Como en el jardín, en cuanto nuestras manos se tocan, siento como chispas que recorren mis brazos. Dada la situación en la que estamos, tuve que poner eso a un lado y concentrarme en envolver a este chico. Una vez que estaba completamente de pie, comienzo a envolver el vendaje más grande alrededor de su estómago. Sabía que tenía que estar apretado, pero seguía verificando si estaba lo suficientemente apretado. Una vez que termino de envolverlo, me dispongo a bajar su camiseta, pero me detengo cuando veo la sangre de nuevo. No puede caminar así. Lo dejo nuevamente y corro a la habitación de Ethan. Afortunadamente, todavía no estaba en casa. No tenía idea de dónde estaba, pero tenía cosas más importantes en las que preocuparme, como cuidar de este pobre chico en el sótano. Encuentro una camiseta negra lisa que sabía que Ethan no extrañaría antes de correr escaleras abajo.
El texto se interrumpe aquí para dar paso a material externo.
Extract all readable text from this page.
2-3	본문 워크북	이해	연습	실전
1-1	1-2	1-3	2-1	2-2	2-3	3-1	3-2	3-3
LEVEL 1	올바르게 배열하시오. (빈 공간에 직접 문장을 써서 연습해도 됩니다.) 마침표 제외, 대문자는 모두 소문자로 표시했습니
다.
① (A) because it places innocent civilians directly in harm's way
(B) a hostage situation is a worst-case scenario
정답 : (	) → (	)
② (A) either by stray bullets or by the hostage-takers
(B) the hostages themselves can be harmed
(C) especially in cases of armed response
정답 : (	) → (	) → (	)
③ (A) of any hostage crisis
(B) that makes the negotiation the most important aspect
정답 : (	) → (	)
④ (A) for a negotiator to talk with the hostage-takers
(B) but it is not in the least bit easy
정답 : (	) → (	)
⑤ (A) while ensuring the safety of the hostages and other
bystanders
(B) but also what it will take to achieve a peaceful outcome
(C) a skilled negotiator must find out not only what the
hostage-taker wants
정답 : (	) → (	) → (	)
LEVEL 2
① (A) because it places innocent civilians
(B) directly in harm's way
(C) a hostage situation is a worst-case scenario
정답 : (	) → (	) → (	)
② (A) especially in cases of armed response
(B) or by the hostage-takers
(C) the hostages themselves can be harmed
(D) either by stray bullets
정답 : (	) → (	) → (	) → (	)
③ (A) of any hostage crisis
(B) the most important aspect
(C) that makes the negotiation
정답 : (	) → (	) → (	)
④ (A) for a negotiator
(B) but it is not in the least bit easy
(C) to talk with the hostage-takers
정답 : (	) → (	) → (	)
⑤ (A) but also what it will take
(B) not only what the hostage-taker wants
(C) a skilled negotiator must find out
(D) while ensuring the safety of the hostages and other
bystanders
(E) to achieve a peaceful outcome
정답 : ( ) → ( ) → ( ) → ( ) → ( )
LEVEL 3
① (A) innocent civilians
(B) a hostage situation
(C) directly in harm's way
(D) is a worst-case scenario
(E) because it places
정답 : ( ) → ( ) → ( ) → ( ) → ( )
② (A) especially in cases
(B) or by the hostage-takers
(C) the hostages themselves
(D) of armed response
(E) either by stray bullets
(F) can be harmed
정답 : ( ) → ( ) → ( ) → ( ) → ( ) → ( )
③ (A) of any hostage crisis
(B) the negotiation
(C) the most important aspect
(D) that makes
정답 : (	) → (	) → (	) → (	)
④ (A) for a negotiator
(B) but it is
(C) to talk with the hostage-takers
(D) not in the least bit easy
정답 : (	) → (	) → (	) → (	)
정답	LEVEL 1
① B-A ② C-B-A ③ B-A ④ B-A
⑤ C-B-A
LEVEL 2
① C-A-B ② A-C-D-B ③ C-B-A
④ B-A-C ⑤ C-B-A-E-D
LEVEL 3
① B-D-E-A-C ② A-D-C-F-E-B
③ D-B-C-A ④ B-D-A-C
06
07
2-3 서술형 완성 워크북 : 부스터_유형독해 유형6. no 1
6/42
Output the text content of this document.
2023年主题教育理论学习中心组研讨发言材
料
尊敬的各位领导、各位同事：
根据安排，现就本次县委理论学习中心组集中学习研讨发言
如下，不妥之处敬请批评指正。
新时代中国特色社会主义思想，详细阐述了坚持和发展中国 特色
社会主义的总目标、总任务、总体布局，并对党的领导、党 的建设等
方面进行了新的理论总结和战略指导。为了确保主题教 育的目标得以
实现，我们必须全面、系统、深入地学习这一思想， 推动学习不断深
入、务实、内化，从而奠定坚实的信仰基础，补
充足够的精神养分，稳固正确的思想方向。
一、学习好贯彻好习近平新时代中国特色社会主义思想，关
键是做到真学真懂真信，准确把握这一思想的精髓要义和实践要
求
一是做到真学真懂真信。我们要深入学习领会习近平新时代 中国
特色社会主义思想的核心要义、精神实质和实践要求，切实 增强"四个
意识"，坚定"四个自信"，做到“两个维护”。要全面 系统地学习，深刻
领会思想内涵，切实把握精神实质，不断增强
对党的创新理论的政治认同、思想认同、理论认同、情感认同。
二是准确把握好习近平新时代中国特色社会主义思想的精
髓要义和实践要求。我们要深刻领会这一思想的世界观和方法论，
Una vez abajo, él ya no tenía su camiseta ensangrentada, lo que me mostraba su cuerpo bien tonificado. ¡No es momento, Erika! Me saco de la ensoñación antes de entregarle la camiseta. Él me agradece y la pone lentamente, cubriendo el vendaje.
"¿Ya no sientes dolor...?", pregunto, pero hago una pausa. Iba a decir su nombre, pero luego me doy cuenta de que no sé su nombre. "En realidad, no sé tu nombre", me río mirándolo. Acabo de ser su enfermera por un momento y ni siquiera sé su nombre.
"No, el dolor ha mejorado mucho gracias a ti y mi nombre es Cody", se ríe, lo que me hace sonreír, tanto porque ya no estaba en tanto dolor y porque lo hice reír.
"Bueno, Cody, me alegra mucho que ya no sientas tanto dolor y yo soy Erika", sonrío mirándolo. Él me sonríe de vuelta mientras me giro para mirar el reloj. Son las 5:20 am. "Está tarde y no es seguro que te vayas así. Puedes quedarte aquí abajo esta noche, no te preocupes. Mi papá nunca viene aquí abajo, ya que es demasiado sofisticado para eso. Y me aseguraré de que Justin no baje aquí", sonrío mientras me levanto y voy al lado de la habitación donde tenemos un montón de mantas. Hacemos muchas noches de películas aquí, así que quieres estar cómodo.
Cojo la manta más suave que puedo encontrar y vuelvo hacia él. Le sonrío mientras la coloco sobre él. Verifico si está bien y luego me siento en el otro sofá. Tan pronto como me siento, bostezo sin poder evitarlo. "¿Quién diría que ser enfermera por un tiempo sería tan agotador?", me río un poco mientras mis ojos empiezan a cerrarse por sí solos. Sin previo aviso, me quedo dormida en el sofá. Con un chico al que en ese momento no conocía bien, pero eso cambiaría muy pronto.